Although the present disclosure has been described with reference to example implementations, workers skilled in the art will recognize that changes may be made in form and detail without departing from the spirit and scope of the claimed subject matter. It is contemplated that one or more features of one or more of the example ball bats described above can be utilized with any of the other examples of ball bats described above. For example, although different example implementations may have been described as including features providing one or more benefits, it is contemplated that the described features may be interchanged with one another or alternatively be combined with one another in the described example implementations or in other alternative implementations. Because the technology of the present disclosure is relatively complex, not all changes in the technology are foreseeable. The present disclosure described with reference to the example implementations and set forth in the following claims is manifestly intended to be as broad as possible. For example, unless specifically otherwise noted, the claims reciting a single particular element also encompass a plurality of such particular elements. The terms “first”, “second”, “third” and so on in the claims merely distinguish different elements and, unless otherwise stated, are not to be specifically associated with a particular order or particular numbering of elements in the disclosure. Accordingly, it will be intended to include all such alternatives, modifications and variations set forth within the spirit and scope of the appended claims. Further, some well-known structures or functions may not be shown or described in detail because such structures or functions would be known to one skilled in the art. Unless a term is specifically and overtly defined in this specification, the terminology used in the present specification is intended to be interpreted in its broadest reasonable manner, even though may be used conjunction with the description of certain specific embodiments of the present invention
Claims
1. A ball bat extending along a longitudinal axis and configured for impacting a ball, the bat comprising:
- a barrel portion formed of a fiber composite material from a single molding cycle as a one-piece structure and including a proximal region having a continuous integral single wall construction, a central region and a distal region, the central region including at least first and second central region walls longitudinally extending from the proximal region, and the distal region including first and second distal region walls longitudinally extending from the central region, the first central region wall and the first distal region wall, but not the proximal region, forming a first inner barrel wall, the second central region wall and the second distal region wall forming an outer barrel wall, the first inner barrel wall and the outer barrel wall being spaced apart by a first separation, the first separation being unfilled and longitudinally extending over the entire length of the first distal region wall and at least a portion of the length of the central region, the first separation having a radial dimension between the first inner barrel wall and the outer barrel wall within the range of 0.010 to 0.150 inch, the proximal region being formed from the continuous integral single wall construction does not include a separation, and the first separation not extending to the proximal region;
- an end cap coupled to the distal region of the barrel portion; and
- a handle portion connected to the proximal region of the barrel portion.
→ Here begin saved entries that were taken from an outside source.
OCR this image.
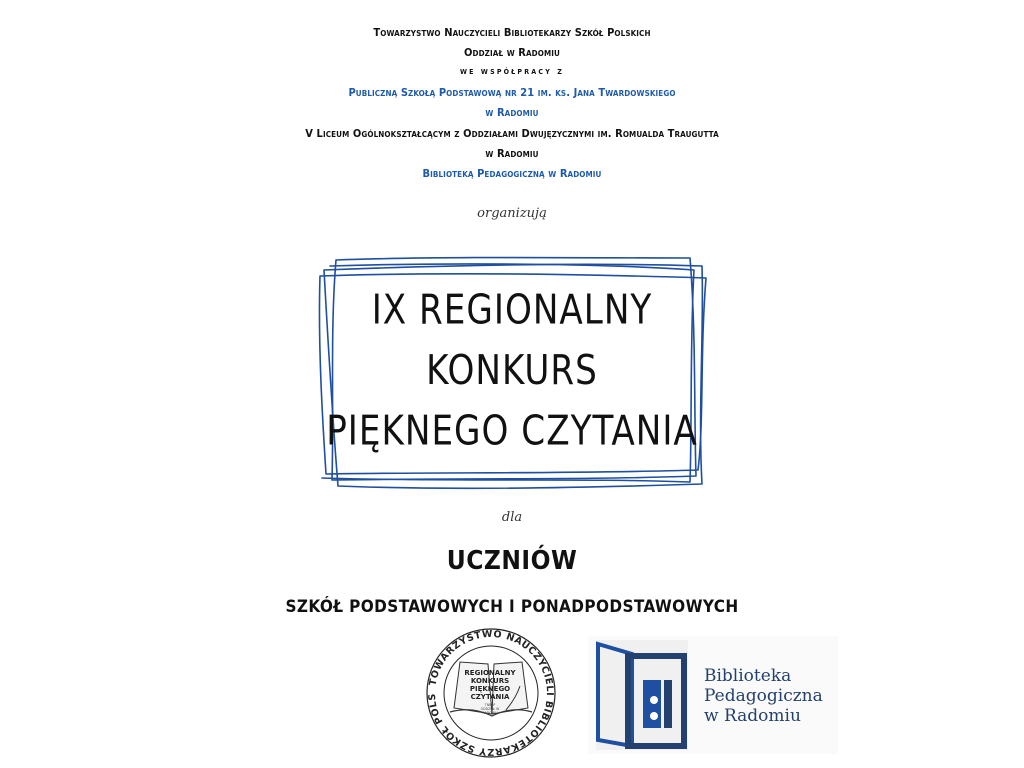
Towarzystwo Nauczycieli Bibliotekarzy Szkół Polskich
Oddział w Radomiu
we współpracy z
Publiczną Szkołą Podstawową nr 21 im. ks. Jana Twardowskiego
w Radomiu
V Liceum Ogólnokształcącym z Oddziałami Dwujęzycznymi im. Romualda Traugutta
w Radomiu
Biblioteką Pedagogiczną w Radomiu
organizują
IX REGIONALNY
KONKURS
PIĘKNEGO CZYTANIA
dla
UCZNIÓW
SZKÓŁ PODSTAWOWYCH I PONADPODSTAWOWYCH
TOWARZYSTWO NAUCZYCIELI BIBLIOTEKARZY SZKÓŁ POLS
REGIONALNY
KONKURS
PIĘKNEGO
CZYTANIA
TNBSP
ODDZIAŁ W
RADOMIU
Biblioteka
Pedagogiczna
w Radomiu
2. The ball bat of claim 1, wherein the proximal region is formed of a plurality of composite fiber ply arrangements, and wherein the proximal region is formed without a release layer and without a separation between the plurality of fiber ply arrangements.
3. The ball bat of claim 1, wherein the first separation is substantially uniform along the length of the first separation.
4. The ball bat of claim 1, wherein the first separation has a radial dimension between the first inner barrel wall and the outer barrel wall within the range of 0.030 to 0.110 inch.
5. The ball bat of claim 1, wherein the first inner barrel wall does not contact the end cap for a free end boundary condition.
6. The ball bat of claim 5, wherein the first inner barrel wall is cantilevered from the proximal region.
7. The ball bat of claim 1, wherein the first inner barrel wall engages the end cap.
8. The ball bat of claim 1, wherein the first inner barrel wall and the outer barrel wall each have a wall thickness measured radially from the longitudinal axis within the range of 0.030 to 0.200 inch.
9. The ball bat of claim 8, wherein the first inner barrel wall and the outer barrel wall each have a wall thickness of within the range of 0.040 to 0.130 inch.
10. The ball bat of claim 8, wherein each of the first inner barrel wall and the outer barrel wall is formed of a plurality of ply arrangements numbering within the range of 3 to 48.
11. The ball bat of claim 1, wherein the proximal region, the first inner barrel wall and the outer barrel wall are a single unitary body.
12. The ball bat of claim 1, wherein the length of the first inner barrel wall is 0.2 inch to 4 inches less than the length of the outer barrel wall.
13. The ball bat of claim 12, wherein the length of the first inner barrel wall is 0.2 to 1.0 inch less than the length of the outer barrel wall.
14. The ball bat of claim 1, wherein the barrel portion has a barrel portion length extending from a distal end of the barrel portion to a proximal end of the barrel portion, wherein the barrel portion defines a first separation length extending from a distal end of the first inner barrel wall toward the proximal end of the barrel portion, and wherein the first separation length extends over at least 40 percent of the barrel portion length.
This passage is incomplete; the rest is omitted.